Decisão
Aquele que reconhece voluntariamente
a paternidade de criança sabendo que não é o pai biológico não tem o direito
subjetivo de propor posteriormente ação de anulação de registro de nascimento,
a não ser que demonstre a ocorrência de vício de consentimento. Essa foi a decisão unânime da Terceira Turma
do Superior Tribunal de Justiça (STJ), que, sob a relatoria da ministra Nancy
Andrighi, acatou os recursos especiais interpostos pela representante da
criança e pelo Ministério Público do Distrito Federal e Territórios (MPDFT).
O caso
Um homem ajuizou uma
ação anulatória de registro de paternidade, argumentando que registrou a
criança, nascida em 2003, sob enorme pressão psicológica e coação irresistível
imposta pela mãe, embora soubesse que a criança não era seu filho. Ele
sustentou que não se trata de negatória de paternidade, mas de mera anulação de
registro. Seu objetivo era a declaração da inexistência da relação jurídica de
parentesco entre ele e a criança.
Na contestação, a representante da
criança afirma que, ao saber da gravidez, o homem não levantou dúvidas a
respeito da paternidade que lhe foi atribuída, tendo, inclusive, sugerido a
realização do aborto.
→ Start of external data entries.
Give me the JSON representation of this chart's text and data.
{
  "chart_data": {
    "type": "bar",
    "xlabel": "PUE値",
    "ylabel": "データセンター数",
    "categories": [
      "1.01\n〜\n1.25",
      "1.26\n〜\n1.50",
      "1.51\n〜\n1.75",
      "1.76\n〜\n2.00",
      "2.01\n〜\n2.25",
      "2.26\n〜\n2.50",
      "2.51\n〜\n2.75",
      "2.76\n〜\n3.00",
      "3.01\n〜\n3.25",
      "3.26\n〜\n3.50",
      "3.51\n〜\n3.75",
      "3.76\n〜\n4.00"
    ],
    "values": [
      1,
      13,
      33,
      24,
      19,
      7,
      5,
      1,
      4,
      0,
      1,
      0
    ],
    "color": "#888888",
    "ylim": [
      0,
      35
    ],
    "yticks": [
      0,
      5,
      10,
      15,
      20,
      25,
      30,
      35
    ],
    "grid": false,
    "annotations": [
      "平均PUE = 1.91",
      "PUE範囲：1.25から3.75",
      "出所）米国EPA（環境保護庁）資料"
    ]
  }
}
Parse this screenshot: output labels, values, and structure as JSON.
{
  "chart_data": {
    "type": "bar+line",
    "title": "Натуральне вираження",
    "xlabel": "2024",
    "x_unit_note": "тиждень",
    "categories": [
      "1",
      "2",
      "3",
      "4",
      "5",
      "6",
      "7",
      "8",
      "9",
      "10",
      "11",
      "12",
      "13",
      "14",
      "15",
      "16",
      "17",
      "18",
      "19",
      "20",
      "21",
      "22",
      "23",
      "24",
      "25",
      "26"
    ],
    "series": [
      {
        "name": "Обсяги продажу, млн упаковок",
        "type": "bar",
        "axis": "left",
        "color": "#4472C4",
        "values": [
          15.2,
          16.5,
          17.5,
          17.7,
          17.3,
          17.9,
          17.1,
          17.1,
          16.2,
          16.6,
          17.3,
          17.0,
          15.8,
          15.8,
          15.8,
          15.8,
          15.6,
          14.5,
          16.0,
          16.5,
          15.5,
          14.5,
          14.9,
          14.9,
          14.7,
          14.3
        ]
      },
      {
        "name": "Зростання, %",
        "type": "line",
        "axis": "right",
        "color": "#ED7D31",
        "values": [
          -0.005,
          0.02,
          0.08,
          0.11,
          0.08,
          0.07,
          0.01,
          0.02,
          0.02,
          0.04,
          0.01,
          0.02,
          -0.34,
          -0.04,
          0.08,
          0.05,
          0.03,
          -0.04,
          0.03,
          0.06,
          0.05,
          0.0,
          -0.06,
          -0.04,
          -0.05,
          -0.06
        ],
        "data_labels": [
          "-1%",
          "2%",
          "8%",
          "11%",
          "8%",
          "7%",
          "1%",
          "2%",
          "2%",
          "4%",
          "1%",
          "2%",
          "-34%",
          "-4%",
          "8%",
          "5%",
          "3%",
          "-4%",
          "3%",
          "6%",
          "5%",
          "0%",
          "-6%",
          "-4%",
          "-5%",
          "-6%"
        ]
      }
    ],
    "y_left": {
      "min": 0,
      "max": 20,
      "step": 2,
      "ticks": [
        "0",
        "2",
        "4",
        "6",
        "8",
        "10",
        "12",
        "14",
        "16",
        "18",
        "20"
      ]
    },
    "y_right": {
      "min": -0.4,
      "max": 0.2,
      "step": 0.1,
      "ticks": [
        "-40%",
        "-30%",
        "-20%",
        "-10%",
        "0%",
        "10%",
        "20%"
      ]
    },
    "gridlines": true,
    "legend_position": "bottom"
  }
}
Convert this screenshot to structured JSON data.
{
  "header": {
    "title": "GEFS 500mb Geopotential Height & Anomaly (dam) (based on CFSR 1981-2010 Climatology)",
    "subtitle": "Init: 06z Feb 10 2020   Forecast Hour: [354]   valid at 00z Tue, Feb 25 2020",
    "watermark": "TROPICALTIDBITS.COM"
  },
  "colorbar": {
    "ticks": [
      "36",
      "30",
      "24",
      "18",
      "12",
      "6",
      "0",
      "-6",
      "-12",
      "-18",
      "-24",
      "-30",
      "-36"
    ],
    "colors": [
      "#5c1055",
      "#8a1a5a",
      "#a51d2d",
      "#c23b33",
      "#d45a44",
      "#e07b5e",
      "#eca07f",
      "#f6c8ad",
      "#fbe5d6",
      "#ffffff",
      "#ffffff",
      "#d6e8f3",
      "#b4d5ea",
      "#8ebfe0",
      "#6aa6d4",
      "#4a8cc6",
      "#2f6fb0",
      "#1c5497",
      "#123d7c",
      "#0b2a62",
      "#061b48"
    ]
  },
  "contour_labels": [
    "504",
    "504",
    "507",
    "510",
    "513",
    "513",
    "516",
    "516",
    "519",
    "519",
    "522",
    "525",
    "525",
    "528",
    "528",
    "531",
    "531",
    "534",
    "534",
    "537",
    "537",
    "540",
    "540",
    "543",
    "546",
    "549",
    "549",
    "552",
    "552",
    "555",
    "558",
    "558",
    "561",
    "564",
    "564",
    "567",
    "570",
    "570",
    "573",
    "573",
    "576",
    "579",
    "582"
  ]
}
Diante da decisão da genitora de manter a gravidez, o
homem prestou todo auxílio necessário durante a gestação. A mãe afastou
qualquer possibilidade de coação, afirmando que ele registrou a criança sem
vício de vontade.
Exame de DNA - o laudo do exame de DNA realizado excluiu a paternidade biológica.
Sentença
O pedido formulado pelo homem foi
julgado improcedente sob o fundamento de que “as alegações e provas trazidas
nos autos pelo autor são insuficientes a amparar a desconstituição e/ou
invalidação de seu ato”.
Recurso
O autor recorreu ao Tribunal de
Justiça do Distrito Federal e Territórios (TJDFT), que acatou sua apelação sob
o fundamento de que, “sendo negativa a prova pericial consistente no exame de
DNA, o estado de filiação deve ser desconstituído coercitivamente”.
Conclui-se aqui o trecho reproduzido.